Castellucci told me the experience was challenging, surprising and fun. He already knew what gadgets he’d need: a tripod adapter, a suction cup, an audio adapter for a standard XLR mic input, and an Olloclip wide-angle lens, which he says he used for about 90% of the shots in the program. Castellucci also knew he couldn’t zoom with the phone. “I had to get close, and I had to plan well.”
But shooting with a phone has its advantages, too. “It was freeing for people, not intimidating,” he said. The results bear him out.
If you watch the whole show, you can’t miss Castellucci’s references to the way TV news is typically shot. “What do you mean, you don’t need me?” asks WFAA photojournalist Mike Muller at the start. Midway through, Castellucci describes himself as being at a crossroad, “at the corner of creating a television special using only my phone and keeping professional camera people as friends.”
The program did start a conversation among photojournalists, some of whom saw it as the end of the world as they know it. “We’re doomed,” one TV photographer posted in a Facebook discussion. “This is a reason to start going to night school to learn a new profession,” said another. “I can already hear management salivating at the chance to save money.”
That wasn’t a universal reaction, however. Several photojournalists complimented Castellucci’s creativity.
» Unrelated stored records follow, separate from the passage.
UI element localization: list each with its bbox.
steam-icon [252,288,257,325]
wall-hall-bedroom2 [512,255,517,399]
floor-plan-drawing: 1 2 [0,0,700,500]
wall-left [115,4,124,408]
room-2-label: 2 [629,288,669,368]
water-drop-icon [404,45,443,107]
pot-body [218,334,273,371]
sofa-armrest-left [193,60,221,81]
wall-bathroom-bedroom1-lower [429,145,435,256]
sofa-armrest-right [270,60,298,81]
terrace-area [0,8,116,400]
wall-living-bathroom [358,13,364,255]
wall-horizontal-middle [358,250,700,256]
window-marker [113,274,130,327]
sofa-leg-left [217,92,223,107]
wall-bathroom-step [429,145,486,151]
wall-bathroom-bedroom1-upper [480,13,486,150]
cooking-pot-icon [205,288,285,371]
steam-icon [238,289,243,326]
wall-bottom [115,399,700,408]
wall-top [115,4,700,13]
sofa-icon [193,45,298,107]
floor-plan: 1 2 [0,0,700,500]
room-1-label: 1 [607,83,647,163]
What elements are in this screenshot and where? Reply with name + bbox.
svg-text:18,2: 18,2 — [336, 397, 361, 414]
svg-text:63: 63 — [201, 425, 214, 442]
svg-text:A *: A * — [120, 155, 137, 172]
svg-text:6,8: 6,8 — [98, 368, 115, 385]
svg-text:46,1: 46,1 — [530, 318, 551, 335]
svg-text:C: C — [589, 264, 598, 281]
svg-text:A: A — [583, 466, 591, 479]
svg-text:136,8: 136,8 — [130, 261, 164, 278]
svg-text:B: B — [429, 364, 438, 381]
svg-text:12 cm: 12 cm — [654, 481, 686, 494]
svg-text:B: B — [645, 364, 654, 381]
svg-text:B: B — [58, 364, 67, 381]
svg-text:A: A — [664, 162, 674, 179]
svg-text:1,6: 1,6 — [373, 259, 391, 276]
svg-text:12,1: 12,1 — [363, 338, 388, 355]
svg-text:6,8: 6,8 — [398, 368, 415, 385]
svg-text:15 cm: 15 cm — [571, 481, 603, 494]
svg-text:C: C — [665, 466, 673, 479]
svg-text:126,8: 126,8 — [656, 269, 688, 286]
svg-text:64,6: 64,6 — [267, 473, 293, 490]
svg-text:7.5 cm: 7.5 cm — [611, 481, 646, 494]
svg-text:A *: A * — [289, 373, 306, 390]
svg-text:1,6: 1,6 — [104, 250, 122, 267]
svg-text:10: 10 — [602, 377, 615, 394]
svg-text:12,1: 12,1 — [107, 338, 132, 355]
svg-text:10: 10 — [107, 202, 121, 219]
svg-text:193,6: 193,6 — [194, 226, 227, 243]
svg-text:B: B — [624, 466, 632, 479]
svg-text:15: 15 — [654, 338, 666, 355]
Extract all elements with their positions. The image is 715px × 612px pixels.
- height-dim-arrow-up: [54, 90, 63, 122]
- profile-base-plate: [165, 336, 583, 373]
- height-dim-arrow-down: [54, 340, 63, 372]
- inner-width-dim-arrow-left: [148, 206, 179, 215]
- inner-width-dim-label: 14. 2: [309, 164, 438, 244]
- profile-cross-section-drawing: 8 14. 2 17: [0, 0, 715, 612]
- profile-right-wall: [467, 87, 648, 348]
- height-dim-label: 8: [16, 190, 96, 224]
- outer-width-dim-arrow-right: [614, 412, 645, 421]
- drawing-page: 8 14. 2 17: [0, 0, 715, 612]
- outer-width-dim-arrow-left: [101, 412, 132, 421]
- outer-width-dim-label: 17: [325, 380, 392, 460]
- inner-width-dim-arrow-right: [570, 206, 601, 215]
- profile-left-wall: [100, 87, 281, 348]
Others said they planned to try shooting with their mobile phones.
WFAA executive news director Carolyn Mungo says using an iPhone is Castellucci’s “art,” and she’s proud to have him as part of the team. “I believe a successful newsroom is comprised of a staff with multiple skill sets and different kinds of talents,” she says. “Depending on the story, it’s a two person shoot, a one person shoot, an iPhone report, or two still photos and a tweet. It depends on the story.”
The iPhone is “just a tool,” Castellucci says, “maybe for one or two people in a newsroom who want a creative outlet.” What’s most important, as he says at the end of the program, is that “technology will always change. Storytelling will never change.”